Fifty-one years ago on April 28, the Occupational Safety and Health (OSH) Act went into effect, promising every worker the right to a safe job. Since that time, workplace safety and health conditions have improved. But too many workers remain at serious risk of injury, illness or death as chemical plant explosions, major fires, construction collapses, infectious disease outbreaks, workplace assaults and other preventable workplace tragedies continue to occur.
Workplace hazards kill and disable approximately 125,000 workers each year—4,764 from traumatic injuries, and an estimated 120,000 from occupational diseases.
INTERFAITH PRAYER SERVICE
As in previous years, the Workers Memorial program began with a Workers’ Memorial Interfaith Labor Prayer Service outside the church celebrated, by The Rev. Dr. Teresa Mithen Danieley, priest of the Episcopal Diocese of Missouri:
We gather to remember all workers who have been injured or killed as result of occupational illness, accident or trauma while earning their livelihood.
We remember those we have lost with great fondness. They gave much to our world as individuals, family members, friends and colleagues at work.
We remember their families as they continue to grieve.
We remember those who have died at work building a better place for all humanity:
Those who have died while constructing buildings and expressways, hospitals and schools, our homes and places of worship.
Those who have died young and innocent, especially those who were victims of avoidable workplace incidents and accidents.
We remember those who have brought needed blessings to our lives:
… miners and asbestos workers who suffer from lung disease.
… farm workers who are exposed to hazardous pesticides.
… health care workers, restaurant workers and service employees.May we learn from their loss, honor their memory, and strive for a safer workplace for all people, where the rights and dignity of all workers are upheld.
UNION LABOR MASS
Following the Interfaith Prayer Service, a Memorial Union Labor Mass held inside the Shrine of St. Joseph, an historic Catholic church with strong ties to the Labor Movement. After years of neglect, the church was restored to its original beauty through the donated labor, skills and material of unions and union craftsmen. A brunch that follows the annual Union Labor Mass continues to raise funds for the shrine’s maintenance and upkeep.
Ed Finkelstein, publisher of the Labor Tribune, opened the service with the procession of the Tools of the Trade, honoring and recognizing various skills and crafts that make up the union workforce.
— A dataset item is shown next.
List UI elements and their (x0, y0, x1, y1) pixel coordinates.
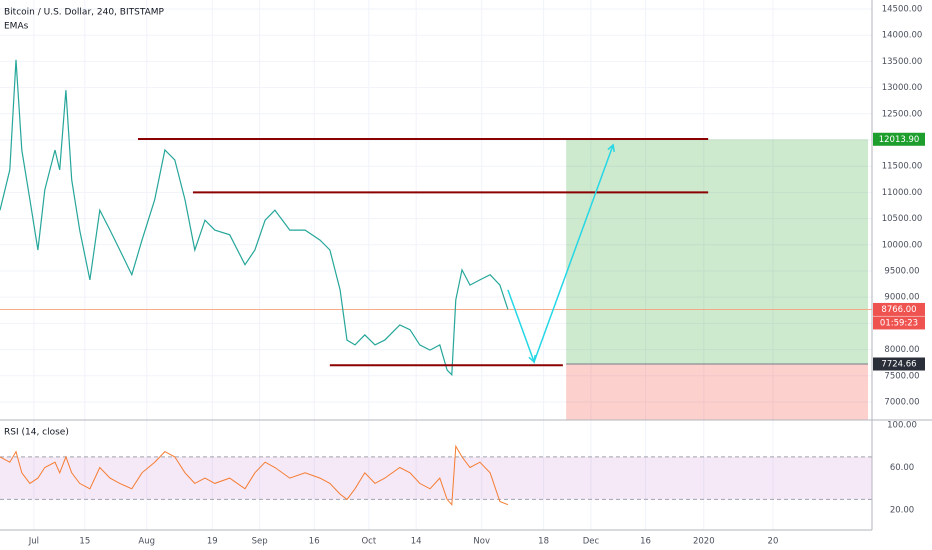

The Mass was celebrated by Fr. Daniel Kearns, a retired Catholic priest who spent most of his career in education, most recently in East St. Louis, Ill., who reflected on the Tools of the Trades processional “representing the dignity of Labor, representing the fact that when we use these tools we must decide their use in building the Kingdom, in building what is necessary for the Kingdom, in building what is going to be fruitful and beneficent to the whole Kingdom, and this is indeed what we’re asked. And by using these tools we must make them useful to bring about God’s Kingdom in this world.
“In celebrating this memorial, we have to remember all of those who went before us,” Fr. Kearns said. “We remember them and thank them for what they did. We must build on what our ancestors and all who came before us did, and what they left us. It was a great thing they did and it was at great cost that they did it.”